Sonrasında Merkez Komite seçildi ve PKK’nın kuruluşu bu komitenin yapacağı toplantıda gerçekleşti.2 


Kuruluş 

PKK’nın kuruluşu olarak nitelendirdiğimiz “Kürdistan Devrimcileri” olarak bilinen ismin “Kürdistan İşçi Partisi” (Partiye Karkeren Kürdistan) şeklinde değiştirilmesi,  27 Kasım 1978’de Diyarbakır Lice İlçesi’nin Fis Köyü’nde toplanan PKK’nın kurucuları ile, Birinci Kongre yani Kuruluş Kongresi’nde gerçekleşti. 
PKK bu tarihte ve bu kongrede kuruldu. 
Bu toplantıda yapılan görevlendirmelerle, 
Abdullah Öcalan Parti Genel Sekreteri, 
Cemil Bayık Genel Sekreter Yardımcısı, 
Şahin Dönmez, Mehmet Hayri Durmuş ve Baki Karaer Örgütlenme Komitesi Üyesi, 
Mehmet Karasungur Askeri Sorumlu ve 
Mazlum Doğan Basın Yayın Sorumlusu oldu. 
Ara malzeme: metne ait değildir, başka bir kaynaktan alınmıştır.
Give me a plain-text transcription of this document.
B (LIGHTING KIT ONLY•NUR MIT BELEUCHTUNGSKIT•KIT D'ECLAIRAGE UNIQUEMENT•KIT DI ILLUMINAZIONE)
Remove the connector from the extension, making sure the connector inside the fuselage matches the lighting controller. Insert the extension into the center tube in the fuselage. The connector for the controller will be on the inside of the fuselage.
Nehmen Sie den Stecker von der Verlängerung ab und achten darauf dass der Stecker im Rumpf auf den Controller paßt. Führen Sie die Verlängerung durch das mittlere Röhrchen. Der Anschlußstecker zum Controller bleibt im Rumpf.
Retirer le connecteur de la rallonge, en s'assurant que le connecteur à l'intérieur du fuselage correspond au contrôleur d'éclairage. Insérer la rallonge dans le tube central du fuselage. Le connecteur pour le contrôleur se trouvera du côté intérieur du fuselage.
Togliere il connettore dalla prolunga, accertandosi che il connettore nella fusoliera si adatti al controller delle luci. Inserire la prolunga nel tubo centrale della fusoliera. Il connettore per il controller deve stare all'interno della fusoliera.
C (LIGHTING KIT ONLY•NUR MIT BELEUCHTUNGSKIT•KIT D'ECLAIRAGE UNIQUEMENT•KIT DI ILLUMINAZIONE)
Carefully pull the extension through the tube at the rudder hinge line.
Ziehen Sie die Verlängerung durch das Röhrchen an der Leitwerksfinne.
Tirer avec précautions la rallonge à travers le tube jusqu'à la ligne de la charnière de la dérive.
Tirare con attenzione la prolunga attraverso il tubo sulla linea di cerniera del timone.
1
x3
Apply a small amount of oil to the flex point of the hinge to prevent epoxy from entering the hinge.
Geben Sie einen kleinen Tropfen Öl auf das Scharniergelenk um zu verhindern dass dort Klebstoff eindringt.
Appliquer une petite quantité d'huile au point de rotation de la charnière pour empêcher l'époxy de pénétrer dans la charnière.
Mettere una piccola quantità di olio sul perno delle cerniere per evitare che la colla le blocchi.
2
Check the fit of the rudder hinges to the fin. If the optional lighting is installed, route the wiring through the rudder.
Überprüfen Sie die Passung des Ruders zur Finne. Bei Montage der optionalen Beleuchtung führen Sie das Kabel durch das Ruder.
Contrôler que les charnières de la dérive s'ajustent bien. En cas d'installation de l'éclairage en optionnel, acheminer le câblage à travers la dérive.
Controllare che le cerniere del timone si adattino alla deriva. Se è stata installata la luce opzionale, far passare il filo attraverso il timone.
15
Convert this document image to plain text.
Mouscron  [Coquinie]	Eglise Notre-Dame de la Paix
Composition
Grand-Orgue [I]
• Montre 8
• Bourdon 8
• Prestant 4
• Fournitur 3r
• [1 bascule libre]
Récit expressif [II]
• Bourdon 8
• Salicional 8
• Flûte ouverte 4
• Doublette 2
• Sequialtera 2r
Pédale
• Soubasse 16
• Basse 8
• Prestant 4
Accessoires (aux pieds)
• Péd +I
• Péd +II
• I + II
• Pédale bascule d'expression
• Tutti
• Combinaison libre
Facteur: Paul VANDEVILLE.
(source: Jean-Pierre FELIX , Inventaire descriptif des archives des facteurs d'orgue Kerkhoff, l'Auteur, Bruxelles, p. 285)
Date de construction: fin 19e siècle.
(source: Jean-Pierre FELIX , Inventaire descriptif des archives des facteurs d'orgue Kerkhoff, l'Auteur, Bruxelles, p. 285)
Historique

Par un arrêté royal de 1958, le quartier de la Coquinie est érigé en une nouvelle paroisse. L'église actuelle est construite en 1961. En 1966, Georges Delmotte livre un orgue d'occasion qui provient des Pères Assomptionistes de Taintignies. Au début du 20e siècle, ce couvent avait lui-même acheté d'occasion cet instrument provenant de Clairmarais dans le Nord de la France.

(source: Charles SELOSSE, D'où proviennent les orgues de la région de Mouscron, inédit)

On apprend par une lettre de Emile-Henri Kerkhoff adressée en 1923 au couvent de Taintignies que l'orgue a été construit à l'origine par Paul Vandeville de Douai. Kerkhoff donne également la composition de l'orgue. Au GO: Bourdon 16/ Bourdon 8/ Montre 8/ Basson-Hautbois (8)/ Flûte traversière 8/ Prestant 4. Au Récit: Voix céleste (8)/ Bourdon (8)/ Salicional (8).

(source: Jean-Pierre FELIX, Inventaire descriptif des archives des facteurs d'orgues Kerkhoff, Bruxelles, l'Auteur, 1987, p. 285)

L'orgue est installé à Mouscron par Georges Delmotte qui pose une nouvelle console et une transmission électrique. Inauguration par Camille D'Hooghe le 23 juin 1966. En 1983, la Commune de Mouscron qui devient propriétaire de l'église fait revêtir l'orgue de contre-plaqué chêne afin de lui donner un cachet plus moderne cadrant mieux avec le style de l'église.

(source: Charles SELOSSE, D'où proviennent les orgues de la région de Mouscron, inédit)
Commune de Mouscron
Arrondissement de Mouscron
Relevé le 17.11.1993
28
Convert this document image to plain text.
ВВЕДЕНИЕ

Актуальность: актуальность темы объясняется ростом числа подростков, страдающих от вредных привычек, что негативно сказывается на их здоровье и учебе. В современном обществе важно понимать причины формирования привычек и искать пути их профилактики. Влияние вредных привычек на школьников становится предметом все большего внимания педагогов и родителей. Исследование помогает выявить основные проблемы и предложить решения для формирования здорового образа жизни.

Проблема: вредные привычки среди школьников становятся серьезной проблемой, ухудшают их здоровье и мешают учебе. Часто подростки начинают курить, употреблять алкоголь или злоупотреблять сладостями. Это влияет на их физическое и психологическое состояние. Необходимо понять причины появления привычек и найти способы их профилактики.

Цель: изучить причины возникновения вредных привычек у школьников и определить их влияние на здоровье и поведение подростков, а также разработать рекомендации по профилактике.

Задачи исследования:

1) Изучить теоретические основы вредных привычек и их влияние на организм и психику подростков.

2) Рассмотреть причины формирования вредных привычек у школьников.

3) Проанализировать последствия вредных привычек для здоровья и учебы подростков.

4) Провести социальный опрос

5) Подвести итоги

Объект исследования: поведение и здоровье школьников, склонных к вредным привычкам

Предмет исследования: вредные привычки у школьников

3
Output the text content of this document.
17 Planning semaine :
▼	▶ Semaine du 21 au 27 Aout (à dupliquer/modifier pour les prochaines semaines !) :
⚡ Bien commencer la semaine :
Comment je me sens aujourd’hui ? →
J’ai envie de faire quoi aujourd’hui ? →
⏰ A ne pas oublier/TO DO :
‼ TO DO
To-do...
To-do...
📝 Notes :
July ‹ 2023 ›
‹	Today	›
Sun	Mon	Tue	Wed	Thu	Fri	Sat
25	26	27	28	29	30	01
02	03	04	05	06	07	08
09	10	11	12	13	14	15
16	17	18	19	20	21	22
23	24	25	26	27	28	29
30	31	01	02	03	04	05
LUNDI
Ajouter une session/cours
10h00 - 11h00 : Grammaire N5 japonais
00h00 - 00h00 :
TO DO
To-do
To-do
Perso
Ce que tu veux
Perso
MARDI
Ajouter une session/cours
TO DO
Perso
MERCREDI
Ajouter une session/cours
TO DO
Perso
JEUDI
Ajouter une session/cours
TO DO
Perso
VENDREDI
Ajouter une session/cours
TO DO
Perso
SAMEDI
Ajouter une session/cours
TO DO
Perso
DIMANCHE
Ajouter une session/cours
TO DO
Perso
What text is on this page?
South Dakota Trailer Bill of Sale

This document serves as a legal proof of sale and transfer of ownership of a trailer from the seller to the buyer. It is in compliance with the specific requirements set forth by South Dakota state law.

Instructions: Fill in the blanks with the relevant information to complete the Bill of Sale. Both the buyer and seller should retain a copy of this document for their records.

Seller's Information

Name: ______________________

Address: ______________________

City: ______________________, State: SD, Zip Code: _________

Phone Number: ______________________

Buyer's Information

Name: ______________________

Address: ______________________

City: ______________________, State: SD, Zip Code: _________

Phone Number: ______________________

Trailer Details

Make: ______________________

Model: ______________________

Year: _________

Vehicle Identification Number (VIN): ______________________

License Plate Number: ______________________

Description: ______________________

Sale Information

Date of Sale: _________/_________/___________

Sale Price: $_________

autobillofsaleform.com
PKK, Marksist-Leninist görüşü benimseyerek yola çıkan, bağımsız Kürt devleti kurmayı amaçlayan, mücadele yöntemi olarak da “Devrimci Halk Savaşı”nı esas alan bölücü bir örgüt olarak böyle kurulmuştur.3 Her ne kadar PKK, marksist görüşü benimseyerek yola çıkmış olsa da pratikte ve düşüncede aslında maoist bir örgütlenme olarak kendisini gösterir. Bunun dayanağı ve nedeni Mao Zedong’un marksizme getirdiği üç yeni yaklaşımın PKK’da tezahür etmesidir. 

Bu Üç yaklaşım şunlardır: 

1) Marx’ın proleterya vurgusuna karşılık Mao’nun köylü sınıfını devrimin öncüsü olarak sayması ve “köylü sosyalizmi”ni geliştirmesi. 
2) Şehir merkezlerinde yapılanma temelli değil, kırsal kesimde ve dağlarda örgütlenmenin olması. 
3) Marksizmin ve leninizmin temelinde yer alan enternasyonalist (uluslararasıcı) yaklaşım yerine, milliyetçi sosyalizmin ortaya çıkması. 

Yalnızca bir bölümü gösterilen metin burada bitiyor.